In diesem Jahr müsste die Mozartwoche eigentlich Mendelssohnwoche heißen. Mendelssohn Bartholdy ist der eigentliche Star. So viel Mendelssohn wie in der diesjährigen Mozartwoche habe ich noch nie auf einmal gehört. Lieder, die Anna Prohaska in Vollendung vorträgt, Romantisme pur. Sinfonien wie die Italienische und die Schottische, die die Wiener Philharmoniker spielen. Populäre Stücke, die man schon so viele Male gehört hat und die doch, wenn sie so perfekt  dargeboten werden wie jetzt in Salzburg, ganz neu klingen. Oratorien. Nein, nicht Oratorien: protestantische Opern im romantischen Stil: die Symphonie-Kantate „Lobgesang“: ein gewaltiges Pasticcio aus Beethoven, Schubert, Bach und natürlich Mendelssohn selber. Und dann nicht minder gewaltig: „Elias“: die protestantische Oper als Grand Opéra. Dieser Elias hat vor allem im ersten Teil beinahe alles, was die Grand Opéra ausmacht. Es fehlt nur die Liebesgeschichte. Dafür herrscht an Chorszenen und großen Solistenauftritten kein Mangel. Der Fluch des Propheten Elias, die Auferweckung des toten Kindes, der öffentliche Disput mit den Baal-Priestern, die Anrufung und die Beschwörung Jahwes, der Fanatismus des Propheten und im zweiten, im mehr lyrischen Teil, die Verzweiflung des Elias angesichts der scheinbaren Vergeblichkeit seiner Mission, die Tröstung durch den Engel usw.

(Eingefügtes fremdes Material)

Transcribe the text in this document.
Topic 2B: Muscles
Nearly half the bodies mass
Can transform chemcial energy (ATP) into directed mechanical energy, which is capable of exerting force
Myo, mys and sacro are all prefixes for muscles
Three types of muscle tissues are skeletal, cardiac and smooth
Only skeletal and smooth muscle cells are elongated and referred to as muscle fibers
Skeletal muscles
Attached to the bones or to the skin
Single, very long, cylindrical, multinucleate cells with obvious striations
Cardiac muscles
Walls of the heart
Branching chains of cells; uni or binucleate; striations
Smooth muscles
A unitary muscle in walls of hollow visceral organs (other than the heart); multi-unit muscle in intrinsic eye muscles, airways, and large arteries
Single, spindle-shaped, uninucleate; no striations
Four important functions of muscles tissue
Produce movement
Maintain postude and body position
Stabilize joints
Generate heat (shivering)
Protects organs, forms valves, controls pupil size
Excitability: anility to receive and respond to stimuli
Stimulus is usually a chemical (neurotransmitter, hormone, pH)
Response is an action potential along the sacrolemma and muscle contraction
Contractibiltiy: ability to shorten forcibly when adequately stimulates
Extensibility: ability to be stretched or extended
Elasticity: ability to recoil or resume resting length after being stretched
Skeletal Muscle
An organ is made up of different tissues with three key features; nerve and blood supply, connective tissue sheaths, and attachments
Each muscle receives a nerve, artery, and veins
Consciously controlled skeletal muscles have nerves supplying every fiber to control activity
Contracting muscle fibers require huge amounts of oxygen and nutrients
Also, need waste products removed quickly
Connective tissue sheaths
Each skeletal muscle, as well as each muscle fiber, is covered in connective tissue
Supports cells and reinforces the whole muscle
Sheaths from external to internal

Wie schade, dass Mendelssohn aus diesem Stoff und dieser Musik nicht auch offiziell eine Oper gemacht hat. Aber vielleicht setzen Theatermacher wie Claus Guth oder Christof Loy den Elias einmal in Szene. An Theatralik und dramatischen Möglichkeiten mangelt es in diesem Oratorium ja nicht. Wenn bei dieser möglichen szenischen Umsetzung dann auch  so grandios gesungen würde wie jetzt in Salzburg – hier sang Christopher Maltman  die Titelrolle – dann dürfte einem großen Erfolg des Elias als Grand Opéra nichts im Wege stehen.

Für ein besonderes Juwel in der diesjährigen Konzertreihe hat, wie nicht anders zu erwarten war, Maestro Minkowski gesorgt: Acis und Galatea in Händels Originalfassung und in deren Bearbeitung von Mozart und Mendelssohn. Ein Abend, an dem barocke und romantische  und klassische Musik unmittelbar gegeneinander gestellt werden, gleichsam als Variationen über ein großes Thema, und der Zuhörer implizit  die Fassung wählen kann, die ihm am meisten zusagt. Großes Orchester gegen solistisch besetztes kleines Orchester, großer Chor gegen nur von den Solisten getragenem kleinem  Chor, romantische Arien gegen barocke Arien. Es geht nicht um einen Wettbewerb der Stimmen und der Klänge. Sagen wir einfach. Beide Stile faszinieren. Jeder auf seine Art. Dass brillant gesungen und musiziert wurde, das versteht sich von selber.

Stirbt das klassische Konzertpublikum bald aus? Siecht im angeblich so dekadenten Europa die Musikkultur dahin? In Salzburg tut man etwas dagegen. Maestro Minkowski dirigiert eben nicht nur die Wiener Philharmoniker und die Musiciens du Louvre Grenoble, sondern auch das Salzburger „Mozart Kinderorchester“, und selbst bei den so teuren Wiener Philharmonikern finden sich neben den ‚Rentiers‘ Schüler im Saale. Wünschen wir der Salzburger Mozartwoche noch ein langes Leben.